Best-of-N sampling involves generating N different solutions for a given prompt and then employing a verifier model to identify the chain-of-thought that leads to the most likely correct answer. This approach differs from majority vote in a couple of key aspects:

Focus on reasoning process: Best-of-N emphasizes selecting the best reasoning path rather than simply the most frequent answer. It relies on the verifier model to assess the quality and logic of each chain of thought.
Reliance on a verifier: The effectiveness of best-of-N is heavily dependent on the capabilities of the verifier model. This verifier needs to be able to reliably distinguish between correct and incorrect reasoning chains.
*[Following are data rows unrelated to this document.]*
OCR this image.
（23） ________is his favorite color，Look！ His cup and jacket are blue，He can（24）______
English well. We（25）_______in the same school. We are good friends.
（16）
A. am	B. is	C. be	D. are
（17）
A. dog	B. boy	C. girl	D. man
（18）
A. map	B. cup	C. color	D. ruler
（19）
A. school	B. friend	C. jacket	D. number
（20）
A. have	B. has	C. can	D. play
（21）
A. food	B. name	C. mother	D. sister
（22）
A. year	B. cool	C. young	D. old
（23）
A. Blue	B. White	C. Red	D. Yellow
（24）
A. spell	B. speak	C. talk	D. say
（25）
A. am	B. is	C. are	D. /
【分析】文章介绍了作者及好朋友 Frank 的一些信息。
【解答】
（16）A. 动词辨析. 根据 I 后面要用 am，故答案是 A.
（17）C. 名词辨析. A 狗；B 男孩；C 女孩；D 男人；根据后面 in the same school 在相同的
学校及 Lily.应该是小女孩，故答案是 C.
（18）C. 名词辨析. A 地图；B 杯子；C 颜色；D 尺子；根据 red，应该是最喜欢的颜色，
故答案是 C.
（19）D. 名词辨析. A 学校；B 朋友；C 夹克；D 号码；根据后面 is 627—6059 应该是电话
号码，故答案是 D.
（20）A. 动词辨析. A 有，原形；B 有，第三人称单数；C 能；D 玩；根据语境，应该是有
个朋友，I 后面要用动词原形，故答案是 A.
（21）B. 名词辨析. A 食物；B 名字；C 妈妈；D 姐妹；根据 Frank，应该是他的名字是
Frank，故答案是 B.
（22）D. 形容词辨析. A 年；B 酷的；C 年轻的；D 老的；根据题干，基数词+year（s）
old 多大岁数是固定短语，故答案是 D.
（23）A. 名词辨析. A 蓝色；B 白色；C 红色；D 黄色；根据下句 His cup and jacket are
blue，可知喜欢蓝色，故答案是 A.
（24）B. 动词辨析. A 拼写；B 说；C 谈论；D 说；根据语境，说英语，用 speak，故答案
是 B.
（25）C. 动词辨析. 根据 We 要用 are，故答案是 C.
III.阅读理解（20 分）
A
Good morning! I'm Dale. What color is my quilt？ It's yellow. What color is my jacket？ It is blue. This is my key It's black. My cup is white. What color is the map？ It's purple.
Key Differences and Considerations

Here is a table summarizing the key differences between majority vote and best-of-N sampling:

Feature	Majority Vote	Best-of-N Sampling
Selection Criteria	Frequency of a specific answer	Quality of reasoning chain assessed by a verifier model
Verifier Model	Not required	Essential
Applicability	Suitable for various tasks	More limited to tasks with reliable verifiers
Computational Cost	Relatively lower	Potentially higher due to verifier model
Sensitivity to Verifier	Not applicable	Highly sensitive

The choice between majority vote and best-of-N sampling depends on several factors:

Task Characteristics: Majority vote is more versatile and can be applied to a wider range of tasks, while best-of-N is more suitable for problems that have reliable and efficient verification methods.
Verifier Availability: The availability of a robust verifier model is crucial for best-of-N sampling.
Computational Constraints: Best-of-N can be more computationally expensive due to the need to run the verifier model on multiple candidate solutions.

Overall, both techniques offer valuable ways to improve the reliability and accuracy of LLMs, particularly for reasoning tasks. Majority vote provides a simple and efficient approach for tasks where identifying the correct answer is sufficient, while best-of-N sampling offers a more nuanced approach for tasks where evaluating the reasoning process is critical.